As theories abounded early Saturday as to the group or person behind the deadly twin attacks in Norway a day earlier, investigators began to face the fact that they were likely dealing with a home-grown terrorist.
Key suspect Anders Behring Breivik – a blond, 6ft, 32-year-old Norwegian – was arrested after a gunman opened fire on a summer camp of students who had met to spend a long weekend discussing politics, playing football and enjoying music. The camp was organized by the Workers’ Youth League and was a meeting for young socialists.
Breivik was also believed to be linked to the explosions that ripped through Oslo earlier in the afternoon.
As police began searching the flat that he shares with his mother in a wealthy area of western Oslo a picture began to emerge of a loner with links to right-wing extremists and who had been well-educated and enjoyed hunting.
Breivik appeared to come from an affluent background, attending a middle-class secondary school in the city. Apart from a traffic conviction ten years ago he has no criminal record, according to a Norwegian newspaper. He completed a year of national service in the army.

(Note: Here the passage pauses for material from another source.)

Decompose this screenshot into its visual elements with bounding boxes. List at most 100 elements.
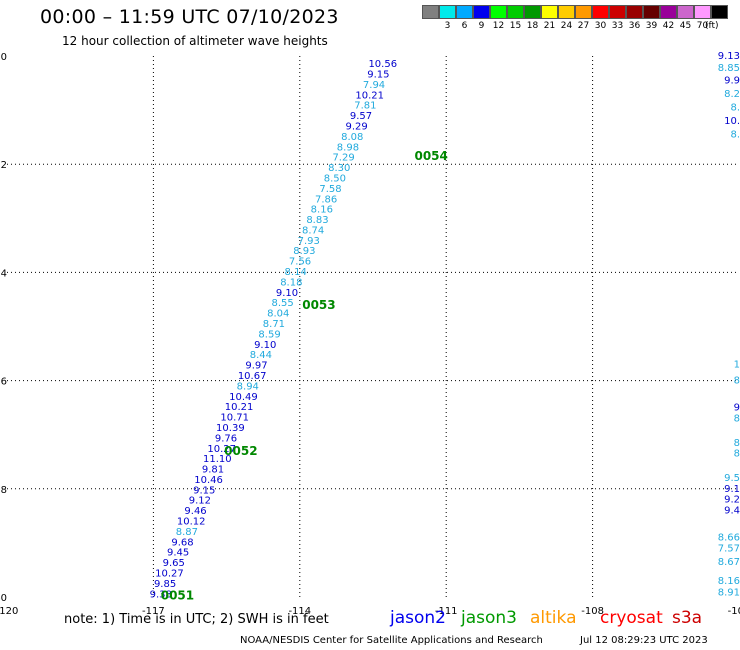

Breivik had set up his own business, Breivik Geofarm, and a month ago had started to run an organic farm in Hedmark in eastern Norway. There he reportedly produced and stored fertilizers that he was able to use in explosives.
He was known to be active on the internet, expressing extremist Islamophobic views on forums and criticizing immigration policies.
He recently claimed that politics today was not about socialism vs. capitalism but nationalism vs. internationalism. He argued on a Swedish news website that the media were not critical enough about Islam and claimed that Geert Wilders’ Party for Freedom in the Netherlands was the only “true” party of conservatives.
A commenter at little green footballs has pointed out that Breivik is also a fan of Pamela Geller, whose blog Atlas Shrugs he has cited.
Update: Breivik recommended other sites associated with the so-called counter-jihad movement, notably Jihad Watch, Gates of Vienna and the Brussels Journal. In December 2009 he wrote that he was working full time to promote the ideas of Islamophobes like Robert Spencer and Bat Ye’or.
He also wrote of his contacts with the English Defence League and Stop Islamisation of Europe and claimed to have given them advice on strategy. He attached importance to building “a Norwegian version” of the EDL to fight against anti-fascists and anti-racists.
Attempts to set up a Norwegian Defence League have been beset by problems, including accusations that the organisation had been “taken over by neo-Nazis“. It would be interesting to know what role if any Breivik had in this.